In other parts of the country, such as Alberta – where almost all COVID restrictions were lifted earlier this month – workers are also returning to downtown offices. According to commercial real estate firm Avison Young, which tracks daily activity estimates from representative office occupiers in North American cities, foot traffic in downtown Edmonton has been rising week over week since the start of the year. Foot traffic is also up in Calgary, at its highest level in 2022 thus far as of the week ending March 13, according to Avison Young.
Will we feel comfortable around each other – shaking hands, sitting close, speaking without masks?
Hays Canada’s O’Rourke believes some employees will be nervous around their colleagues at the start, because they’ll be trying to follow the workplace health protocols, from masking to spacing to sanitizing, for their own safety while trying to navigate their team’s comfort level.
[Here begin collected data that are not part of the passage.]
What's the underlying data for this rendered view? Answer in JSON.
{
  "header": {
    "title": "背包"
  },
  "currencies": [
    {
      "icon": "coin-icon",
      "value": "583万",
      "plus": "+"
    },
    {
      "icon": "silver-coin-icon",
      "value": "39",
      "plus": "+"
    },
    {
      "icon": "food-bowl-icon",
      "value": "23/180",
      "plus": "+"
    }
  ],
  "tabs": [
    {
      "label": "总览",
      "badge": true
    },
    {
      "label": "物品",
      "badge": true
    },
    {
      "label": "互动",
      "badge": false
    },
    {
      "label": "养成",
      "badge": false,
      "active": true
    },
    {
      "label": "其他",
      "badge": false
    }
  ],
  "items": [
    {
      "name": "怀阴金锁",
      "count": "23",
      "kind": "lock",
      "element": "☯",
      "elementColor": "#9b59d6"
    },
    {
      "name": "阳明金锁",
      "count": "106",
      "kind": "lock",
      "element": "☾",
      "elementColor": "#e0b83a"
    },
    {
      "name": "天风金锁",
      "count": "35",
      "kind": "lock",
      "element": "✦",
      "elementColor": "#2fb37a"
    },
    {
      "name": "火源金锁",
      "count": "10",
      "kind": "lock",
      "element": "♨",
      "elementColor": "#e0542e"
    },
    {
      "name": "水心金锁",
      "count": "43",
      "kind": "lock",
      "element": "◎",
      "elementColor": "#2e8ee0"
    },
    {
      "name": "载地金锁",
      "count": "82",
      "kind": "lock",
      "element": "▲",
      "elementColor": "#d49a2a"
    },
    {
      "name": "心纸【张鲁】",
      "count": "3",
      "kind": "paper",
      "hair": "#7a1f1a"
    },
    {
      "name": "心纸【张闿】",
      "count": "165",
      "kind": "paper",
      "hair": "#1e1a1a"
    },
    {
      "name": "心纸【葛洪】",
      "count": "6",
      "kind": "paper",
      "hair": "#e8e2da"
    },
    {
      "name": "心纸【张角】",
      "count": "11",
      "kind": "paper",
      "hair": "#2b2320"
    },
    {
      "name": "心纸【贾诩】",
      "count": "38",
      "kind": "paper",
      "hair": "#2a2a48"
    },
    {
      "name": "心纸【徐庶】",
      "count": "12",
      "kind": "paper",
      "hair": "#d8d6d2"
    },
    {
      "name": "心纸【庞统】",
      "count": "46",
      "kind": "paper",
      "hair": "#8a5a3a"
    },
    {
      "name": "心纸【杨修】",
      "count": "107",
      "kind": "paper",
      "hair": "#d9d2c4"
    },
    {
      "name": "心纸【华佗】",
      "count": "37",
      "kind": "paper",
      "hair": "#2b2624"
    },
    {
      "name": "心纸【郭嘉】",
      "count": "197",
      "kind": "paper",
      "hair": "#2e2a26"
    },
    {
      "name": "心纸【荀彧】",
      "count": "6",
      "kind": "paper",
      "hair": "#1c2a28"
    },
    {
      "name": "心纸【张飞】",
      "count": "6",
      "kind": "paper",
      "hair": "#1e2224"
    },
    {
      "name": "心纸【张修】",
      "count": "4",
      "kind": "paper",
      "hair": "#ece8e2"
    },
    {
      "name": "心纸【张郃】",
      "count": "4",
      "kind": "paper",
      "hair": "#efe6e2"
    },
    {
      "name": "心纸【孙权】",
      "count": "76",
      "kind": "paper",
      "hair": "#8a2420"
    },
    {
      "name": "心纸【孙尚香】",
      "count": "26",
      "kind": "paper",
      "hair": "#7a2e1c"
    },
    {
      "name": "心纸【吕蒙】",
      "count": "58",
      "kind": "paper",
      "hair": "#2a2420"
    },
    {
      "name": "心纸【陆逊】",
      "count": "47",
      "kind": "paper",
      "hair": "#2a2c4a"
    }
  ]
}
But that should be short-lived.
“We find that once an employee gets comfortable with the requirements, then it starts to feel a lot like it used to,” he said. “The other big driver is reading your colleagues _ once you get a feel for where everyone on your team stands, it is a lot easier to interact.”
For immunocompromised workers, O’Rourke sees accommodations and considerations being made by team leaders, such as masking in close quarters if necessary, and other workers doing their best to respect and protect their colleagues.
What about working lunches, after-work drinks and coffee meet-ups for networking?
O’Rourke definitely sees a resumption of social activities that were very much a part of the in-office experience pre-pandemic.
“People are craving it,” he said. “The thought of doing one more remote ‘party’ or social event is not an enticing one.”
He expects to see a lot of employers leveraging these activities and outings as a means of getting people back to show them what they are missing by working from home.
What about flexibility, especially for parents?
O’Rourke says that businesses are working to try to support a desire for more flexibility. Some of these features include flexible hours to allow for pickups or drop-offs from school or daycare, personal days to accommodate family members’ schedules and mental health resources to help employees who are going through a tough time outside of work. Many companies are also looking at ways to subsidize daycare or even have child care on-site, he adds.
“In the war for talent, companies are using whatever tools they can afford,” he said.
Checking in matters, he said, and it shouldn’t be a one-time conversation.
“Open and honest communication and dialogue is the key,” he said. “If your employees are not OK, you have a choice to find out about it on your own time or to find out about it in an exit interview.”
What about the design of the office itself?
Many offices have spaced out desks, added barriers, upgraded doors and other items to be touchless, etc., but that may not be enough, says Gale Moutrey, vice-president of innovation for Steelcase. Steelcase is an office design solutions company that has collaborated with contract furniture and service provider POI Business Interiors to open WorkBetterLab in Toronto, a pop-up prototype workplace giving people an opportunity to see what a hybrid-friendly office could look like.
“We’re envisioning the office of the future as a neighbourhood that creates the same energy and connection people feel sitting in a sidewalk cafe or the same level of flow they experience in their local library,” shesaid in an interview.
This concept includes a variety of interconnected space types that support a mixture of uses _ private spots for productivity, places to collaborate with colleagues in-person or remotely, spaces to socialize. One of the goals with this approach is to create equitable experiences and spaces that accommodate those working from home and in-person.
“Today’s office must ‘earn’ the commute of workers,” Moutrey said.